11 des 14 accusés étant juifs, ils furent traités non seulement de « titistes » mais aussi et surtout de « sionistes ». En fait, quelques-uns, anciens participants de la guerre d’Espagne et de la résistance antinazie, étaient surtout soupçonnés de pouvoir faire preuve d’esprit d’indépendance vis-à-vis de Moscou.

C’est qu’en fait, depuis la rupture du Yougoslave Tito avec Moscou en 1948, Staline et la bureaucratie russe étaient obsédés par la crainte qu’au sein des directions des « partis frères » certains soient tentés d’imiter Tito. Subsidiairement, l’URSS de Staline venait de changer radicalement de politique vis à vis d’Israël : après avoir soutenu la création d’Israël en 1947 (l’URSS fut même un des premiers pays à reconnaitre officiellement le nouvel état), à partir de 1950 l’URSS rompt avec l’Etat hébreu.

Les procès de Praque sont un signal pour le monde entier de ce renversement d’alliance, d’autant plus qu’il fallait faire oublier que depuis la fin mars 1948, Staline avait fait livrer à la Hagana (organisation sioniste armée qui préfigurait la future armée israélienne) par les dirigeants communistes de Prague Gottwald et Slansky, de grandes quantités d’armement, y compris chars et avions. Au cours d’une première phase, en avril-mai 1948, les armes tchèques permettent aux forces juives de mettre en œuvre le plan Dalet et de s’emparer ainsi de la plupart des grandes villes arabes. Ainsi équipée, la Hagana s’engage dans la bataille pour « nettoyer » la route de Jérusalem, au cours de laquelle se produira le premier grand massacre : celui de Deir Yassine, le 9 avril 1948. Dans une seconde phase, les armes tchèques aideront le jeune Israël à faire face simultanément aux cinq contingents arabes : égyptien, irakien, syrien, libanais et surtout transjordanien.

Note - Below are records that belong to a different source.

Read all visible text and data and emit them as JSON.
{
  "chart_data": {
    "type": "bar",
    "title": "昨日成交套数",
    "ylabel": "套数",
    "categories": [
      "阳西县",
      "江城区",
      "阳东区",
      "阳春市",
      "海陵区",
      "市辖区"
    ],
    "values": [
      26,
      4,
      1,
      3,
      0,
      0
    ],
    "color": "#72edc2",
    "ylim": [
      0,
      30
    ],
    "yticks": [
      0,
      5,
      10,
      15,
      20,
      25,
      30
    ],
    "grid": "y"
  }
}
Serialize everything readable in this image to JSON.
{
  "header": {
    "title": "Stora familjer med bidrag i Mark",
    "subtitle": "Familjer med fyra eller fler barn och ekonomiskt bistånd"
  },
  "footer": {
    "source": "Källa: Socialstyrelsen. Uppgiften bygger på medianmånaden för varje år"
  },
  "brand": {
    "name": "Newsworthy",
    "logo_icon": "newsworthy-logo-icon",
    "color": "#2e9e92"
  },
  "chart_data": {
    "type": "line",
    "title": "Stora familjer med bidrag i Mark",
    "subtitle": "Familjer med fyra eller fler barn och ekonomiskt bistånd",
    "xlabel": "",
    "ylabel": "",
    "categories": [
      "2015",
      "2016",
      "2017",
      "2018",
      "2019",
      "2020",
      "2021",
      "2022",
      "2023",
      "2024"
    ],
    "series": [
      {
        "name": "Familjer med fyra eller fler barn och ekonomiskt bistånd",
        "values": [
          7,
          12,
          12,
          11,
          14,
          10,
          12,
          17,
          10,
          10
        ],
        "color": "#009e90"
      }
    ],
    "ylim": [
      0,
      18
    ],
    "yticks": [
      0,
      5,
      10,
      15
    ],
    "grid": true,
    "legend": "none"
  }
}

Les livraisons d’armes tchécoslovaques se poursuivront jusqu’en février 1951. Au total, estime Laurent Rucker, pendant la seule première année, Prague livrera 25 000 fusils Mauser, 60 millions de cartouches 10 000 baïonnettes, 5 000 mitrailleuses légères, 880 mitrailleuses lourdes, 250 pistolets, 22 tanks, 1 million de cartouches antichar, 84 avions de combat et près de 10 000 bombes…

Ultime ironie, Slansky qui avait été celui qui le premier lança la « chasse aux titistes » avec une première vague d’arrestations de dirigeants, sera à son tour éliminé par Gottwald et se retrouvera dans le box des accusés avec certains de ceux qu’il avait fait arrêter !

Si quelques esprits conscients – dont nos compagnons de la CNT-AIT – dénoncèrent clairement le caractère antisémite de ces procès – et ce à peine 7 ans après la libération des survivants des camps de la mort ! – le Parti Communiste Français qui régnait alors en maître sur la Gauche s’obstinait à nier l’évidence, en appuyant les procès et en continuant à chanter les louanges de Staline et du stalinisme.

Ce n’est qu’en 1969, que le livre L’Aveu du survivant des procès Arthur LONDON puis, en 1970, le film que Costa-Gavras en tira, permettront de démolir le procès de Prague et ses méthodes centrées (comme celles de l’Inquisition) sur l’obtention de l’aveu, la « reine des preuves », disait Vichynski, le procureur des procès de Moscou.